Former US Vice President Joe Biden used his first address as a 2020 Democrat presidential candidate to sketch out his economic plans, vowing to rebuild the countrys middle class in a state that helped hand President Donald Trump the White House three years ago.
Appearing in a Teamsters hall in Pittsburgh on Monday, Biden scorned corporate greed, pledged to revive unions and said the minimum wage should be lifted to $15 an hour nationwide, The New York Times reported.
"Everybody knows it... The middle class is hurting," Biden said. "The stock market is roaring, but you do not feel it. There was a $2 trillion tax cut last year, but did you feel it? Did you get anything from it? Of course not. It all went to folks at the top."

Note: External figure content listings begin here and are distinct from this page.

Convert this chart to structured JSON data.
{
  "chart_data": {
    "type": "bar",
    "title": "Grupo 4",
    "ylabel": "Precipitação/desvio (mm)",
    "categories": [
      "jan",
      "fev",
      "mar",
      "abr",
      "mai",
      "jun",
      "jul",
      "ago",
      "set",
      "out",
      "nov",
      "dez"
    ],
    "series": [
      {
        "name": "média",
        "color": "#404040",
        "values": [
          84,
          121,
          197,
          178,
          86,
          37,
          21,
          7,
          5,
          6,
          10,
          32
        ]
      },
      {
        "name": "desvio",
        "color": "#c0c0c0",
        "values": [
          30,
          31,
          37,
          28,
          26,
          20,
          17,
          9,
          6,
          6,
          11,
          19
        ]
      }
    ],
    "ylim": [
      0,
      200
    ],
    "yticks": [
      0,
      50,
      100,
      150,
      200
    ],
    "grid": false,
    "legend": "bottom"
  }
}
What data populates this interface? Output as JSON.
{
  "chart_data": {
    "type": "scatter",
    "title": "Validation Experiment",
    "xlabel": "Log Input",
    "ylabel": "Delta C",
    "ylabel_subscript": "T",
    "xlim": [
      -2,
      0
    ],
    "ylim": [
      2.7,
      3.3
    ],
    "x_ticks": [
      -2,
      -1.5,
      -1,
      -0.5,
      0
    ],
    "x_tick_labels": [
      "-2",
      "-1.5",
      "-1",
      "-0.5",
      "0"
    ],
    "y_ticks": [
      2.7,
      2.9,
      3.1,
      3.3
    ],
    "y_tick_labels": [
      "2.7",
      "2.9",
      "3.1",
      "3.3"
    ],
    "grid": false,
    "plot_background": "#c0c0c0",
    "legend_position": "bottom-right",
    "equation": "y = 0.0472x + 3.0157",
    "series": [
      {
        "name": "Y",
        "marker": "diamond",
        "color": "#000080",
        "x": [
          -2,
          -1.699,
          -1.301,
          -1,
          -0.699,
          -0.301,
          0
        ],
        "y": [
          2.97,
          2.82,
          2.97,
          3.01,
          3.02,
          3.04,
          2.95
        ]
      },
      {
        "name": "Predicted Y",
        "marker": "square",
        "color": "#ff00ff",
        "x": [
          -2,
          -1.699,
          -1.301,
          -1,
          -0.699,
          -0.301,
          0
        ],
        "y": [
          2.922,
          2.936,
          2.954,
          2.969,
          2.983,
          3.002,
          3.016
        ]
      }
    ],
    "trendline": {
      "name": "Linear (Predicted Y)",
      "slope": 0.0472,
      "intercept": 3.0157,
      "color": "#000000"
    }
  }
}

He also centred his message squarely in his birth-state, telling a few hundred supporters who greeted him with "We Want Joe" chants that Pennsylvania is key to Democrats' chances of reclaiming the White House.
"If I'm going to beat Donald Trump in 2020, it's going to happen here," said Biden, noting that his party has "had a little bit of trouble" in the state -- a reference to Hillary Clinton's 2016 loss in Pennsylvania.
Biden is making his third bid for the presidency.
Taking on the President directly, Biden said: "Donald Trump is the only president who has decided not to represent the whole country.
"The President has his base. We need a President who works for all Americans."
Western Pennsylvania was once filled with reliably Democratic voters, many of them union members, but the state tipped to Trump three years ago in part because many working-class white voters in this region abandoned their ancestral party.
No Democratic nominee has won the White House without carrying Pennsylvania since 1948, and the promise of Biden's candidacy is that his appeal with this bloc of the electorate could swing the state, along with other Midwest battlegrounds, back from the Republicans.
Meanwhile, Trump slammed the Vice President in a tweet on Monday, saying he was elected because of the failures of President Barack Obama and Biden.
"They didn't do the job and now you have Trump, who is getting it done - big time."